To preserve life, it is not enough to refrain from destroying it We must also make it wider, deeper, bolder and more joyful. Strength is the only thing which allows man to rise higher. In the eyes of nature, it is the supreme virtue while weakness is the worst vice. The weak are destined to perish, for life loves only the strong. The strength we need does not resemble the muscular strength of the athlete, the moral strength of the ascetic or the intellectual strength of the philosopher and the scientist. It comprises stamina, harmony and suppleness of muscles, organs and mind along with the capacity to bear fatigue, hunger, sorrow and anxiety. It is the will to hope and to act, the solidarity of the body and soul which does not admit the possibility of defeat, the joy which permeates our whole being. How can we acquire this strength? The only way is by patient, dogged, daily effort; unconscious effort on tie part of the heart, the glands and all the anatomical system; conscious effort on the part of the will, the intelligence and the muscles. One must learn little by little, by exercises repeated every day, to establish order in one's life, to accept one's self-imposed discipline and to be one's own master. One must also train oneself, by small and frequent efforts, to dominate one's feelings; one's nervousness, laziness, weariness and suffering. Such an apprenticeship is indispensable to any civilized person; the basic error of modern teaching is to have neglected it

The rules to follow are many, but simple. They consist in leading our daily life as the structure of our body and mind demands. We must learn to endure heat, cold and fatigue; to walk, run and climb in all extremes of weather. We must also avoid as much as possible the artificial atmosphere of offices, flats and motorcars. In the choice of the quantity of food we eat we ought to follow modern principles of nutrition. We should sleep neither too much nor too little and in a quiet atmosphere. We should specialize in the work to which we are physically and mentally capable of adapting ourselves and do it as best we can. We should rest and amuse ourselves in such a way that rest and amusement do not become an additional fatigue or a total waste of time. We should avoid the exhibitionism of official sports but we should practice every day such exercises as those recommended by Hebert, which simultaneously develop organs, bones and muscles. We should also accomplish daily, outside of our professional work, some definite task of an intellectual, esthetic, moral or religious nature. Those who have the courage to order their existence thus will be magnificently rewarded. Life will give herself to them, as she gave herself to the inhabitants of ancient Greece, in her full strength and beauty.

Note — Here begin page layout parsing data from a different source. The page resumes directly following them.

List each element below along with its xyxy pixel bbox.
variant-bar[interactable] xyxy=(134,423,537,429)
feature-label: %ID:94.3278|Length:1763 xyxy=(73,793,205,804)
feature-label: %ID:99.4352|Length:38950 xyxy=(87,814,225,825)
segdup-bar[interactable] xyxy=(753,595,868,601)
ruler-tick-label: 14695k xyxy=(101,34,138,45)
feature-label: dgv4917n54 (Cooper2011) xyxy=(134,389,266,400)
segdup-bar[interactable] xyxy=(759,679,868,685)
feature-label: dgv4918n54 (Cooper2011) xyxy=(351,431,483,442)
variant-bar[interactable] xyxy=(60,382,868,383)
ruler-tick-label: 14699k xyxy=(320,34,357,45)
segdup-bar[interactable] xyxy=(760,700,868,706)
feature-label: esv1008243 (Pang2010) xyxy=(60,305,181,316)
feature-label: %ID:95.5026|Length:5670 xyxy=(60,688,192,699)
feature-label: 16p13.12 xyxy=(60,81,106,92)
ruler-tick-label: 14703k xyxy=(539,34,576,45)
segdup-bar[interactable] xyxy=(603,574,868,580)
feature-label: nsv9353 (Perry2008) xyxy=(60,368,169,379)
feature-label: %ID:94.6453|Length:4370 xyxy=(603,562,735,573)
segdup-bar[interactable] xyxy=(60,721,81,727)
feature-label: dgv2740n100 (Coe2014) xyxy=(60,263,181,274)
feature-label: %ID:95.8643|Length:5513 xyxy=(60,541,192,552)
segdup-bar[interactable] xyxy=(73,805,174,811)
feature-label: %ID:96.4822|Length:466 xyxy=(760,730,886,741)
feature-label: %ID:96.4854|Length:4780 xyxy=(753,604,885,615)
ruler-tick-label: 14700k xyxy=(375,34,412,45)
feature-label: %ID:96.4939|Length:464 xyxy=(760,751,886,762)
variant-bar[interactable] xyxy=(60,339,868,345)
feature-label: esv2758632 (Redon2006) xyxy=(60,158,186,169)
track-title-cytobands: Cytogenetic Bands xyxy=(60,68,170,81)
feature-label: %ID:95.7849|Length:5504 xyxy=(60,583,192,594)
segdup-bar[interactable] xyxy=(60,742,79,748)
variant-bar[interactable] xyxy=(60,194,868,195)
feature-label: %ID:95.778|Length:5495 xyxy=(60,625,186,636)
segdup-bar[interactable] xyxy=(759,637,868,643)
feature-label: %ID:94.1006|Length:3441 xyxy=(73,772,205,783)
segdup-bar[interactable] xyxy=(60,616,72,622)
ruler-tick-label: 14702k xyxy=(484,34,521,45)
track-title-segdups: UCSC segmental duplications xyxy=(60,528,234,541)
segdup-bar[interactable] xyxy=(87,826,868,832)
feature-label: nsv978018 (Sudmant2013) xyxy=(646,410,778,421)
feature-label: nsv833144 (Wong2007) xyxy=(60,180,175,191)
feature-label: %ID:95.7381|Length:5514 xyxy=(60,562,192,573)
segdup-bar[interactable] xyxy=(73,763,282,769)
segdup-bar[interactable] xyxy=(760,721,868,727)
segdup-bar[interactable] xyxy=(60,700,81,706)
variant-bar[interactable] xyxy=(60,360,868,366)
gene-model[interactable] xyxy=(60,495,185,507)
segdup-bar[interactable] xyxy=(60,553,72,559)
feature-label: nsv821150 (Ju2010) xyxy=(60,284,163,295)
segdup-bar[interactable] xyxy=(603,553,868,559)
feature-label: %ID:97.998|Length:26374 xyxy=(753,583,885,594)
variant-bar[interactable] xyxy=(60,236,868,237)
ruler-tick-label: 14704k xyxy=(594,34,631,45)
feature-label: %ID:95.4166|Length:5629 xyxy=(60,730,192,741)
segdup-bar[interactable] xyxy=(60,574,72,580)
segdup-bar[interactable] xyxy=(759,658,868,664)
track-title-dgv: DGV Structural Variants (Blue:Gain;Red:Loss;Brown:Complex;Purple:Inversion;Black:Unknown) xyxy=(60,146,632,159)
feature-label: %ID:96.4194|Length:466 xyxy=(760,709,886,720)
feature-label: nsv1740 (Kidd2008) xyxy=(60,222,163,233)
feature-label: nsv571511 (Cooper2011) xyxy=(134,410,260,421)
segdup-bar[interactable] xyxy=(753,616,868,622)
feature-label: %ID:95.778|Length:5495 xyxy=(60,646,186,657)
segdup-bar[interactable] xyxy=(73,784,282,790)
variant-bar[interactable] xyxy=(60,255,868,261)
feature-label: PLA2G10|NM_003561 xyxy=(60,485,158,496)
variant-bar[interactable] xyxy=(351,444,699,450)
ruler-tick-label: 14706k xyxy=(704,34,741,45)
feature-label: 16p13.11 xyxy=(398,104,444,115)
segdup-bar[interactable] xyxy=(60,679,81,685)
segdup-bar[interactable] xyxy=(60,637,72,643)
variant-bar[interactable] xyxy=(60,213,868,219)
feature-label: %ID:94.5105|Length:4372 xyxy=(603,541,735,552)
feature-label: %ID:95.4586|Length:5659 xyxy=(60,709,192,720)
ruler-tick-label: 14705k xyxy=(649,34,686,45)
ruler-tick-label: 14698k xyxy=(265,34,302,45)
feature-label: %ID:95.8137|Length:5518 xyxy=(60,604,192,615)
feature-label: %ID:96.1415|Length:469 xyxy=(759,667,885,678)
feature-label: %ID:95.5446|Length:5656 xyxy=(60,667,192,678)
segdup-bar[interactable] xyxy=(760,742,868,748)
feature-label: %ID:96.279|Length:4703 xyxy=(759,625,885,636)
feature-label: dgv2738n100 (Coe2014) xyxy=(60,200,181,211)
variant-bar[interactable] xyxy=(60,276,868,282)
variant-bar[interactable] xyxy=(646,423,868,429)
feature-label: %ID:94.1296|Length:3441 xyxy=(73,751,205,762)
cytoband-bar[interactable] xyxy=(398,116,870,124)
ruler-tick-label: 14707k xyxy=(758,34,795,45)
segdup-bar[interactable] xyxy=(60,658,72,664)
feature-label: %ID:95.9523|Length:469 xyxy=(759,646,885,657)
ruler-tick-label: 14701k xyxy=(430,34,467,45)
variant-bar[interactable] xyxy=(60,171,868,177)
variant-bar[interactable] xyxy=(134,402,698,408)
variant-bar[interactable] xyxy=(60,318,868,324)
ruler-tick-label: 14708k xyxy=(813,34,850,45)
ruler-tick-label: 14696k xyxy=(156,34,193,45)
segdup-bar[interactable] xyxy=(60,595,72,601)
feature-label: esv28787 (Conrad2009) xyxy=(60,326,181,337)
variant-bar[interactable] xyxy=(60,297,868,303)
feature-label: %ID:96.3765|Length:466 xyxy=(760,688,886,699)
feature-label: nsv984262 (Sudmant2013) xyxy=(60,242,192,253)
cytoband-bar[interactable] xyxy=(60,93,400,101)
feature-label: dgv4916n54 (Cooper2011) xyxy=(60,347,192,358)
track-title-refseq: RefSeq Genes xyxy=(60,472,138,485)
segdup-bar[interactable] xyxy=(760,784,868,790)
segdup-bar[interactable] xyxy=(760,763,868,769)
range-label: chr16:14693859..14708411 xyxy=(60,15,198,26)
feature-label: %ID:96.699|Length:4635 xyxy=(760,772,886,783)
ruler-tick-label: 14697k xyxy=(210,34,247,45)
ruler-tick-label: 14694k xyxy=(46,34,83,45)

The history of animals and men shows that the weak have no rights, not even the right to live on the land of their forefathers. The inhabitants of Normandy, Brittany and Anjou, the fairest, richest and most enviable provinces in France, have allowed life to grow feeble in themselves and in their children. If they do not become regenerate, history will once more repeat itself. Sooner or later they will be replaced by biologically stronger races. This will come about all the more easily because modern methods permit the swift deportation of whole populations far from their homes to regions which a rigorous climate and poor soil have emptied of their inhabitants.

Nature has no pity for alcoholics or for those who are lazy or feeble-minded. She favors those who are sober, alert, intelligent and enthusiastic; most of all, those who have the courage to take risks and who possess the will to succeed. She smiles on those who are ready to live hard and dangerously. Whoever refuses to take risks pays the penalty of loss of life in one form or another.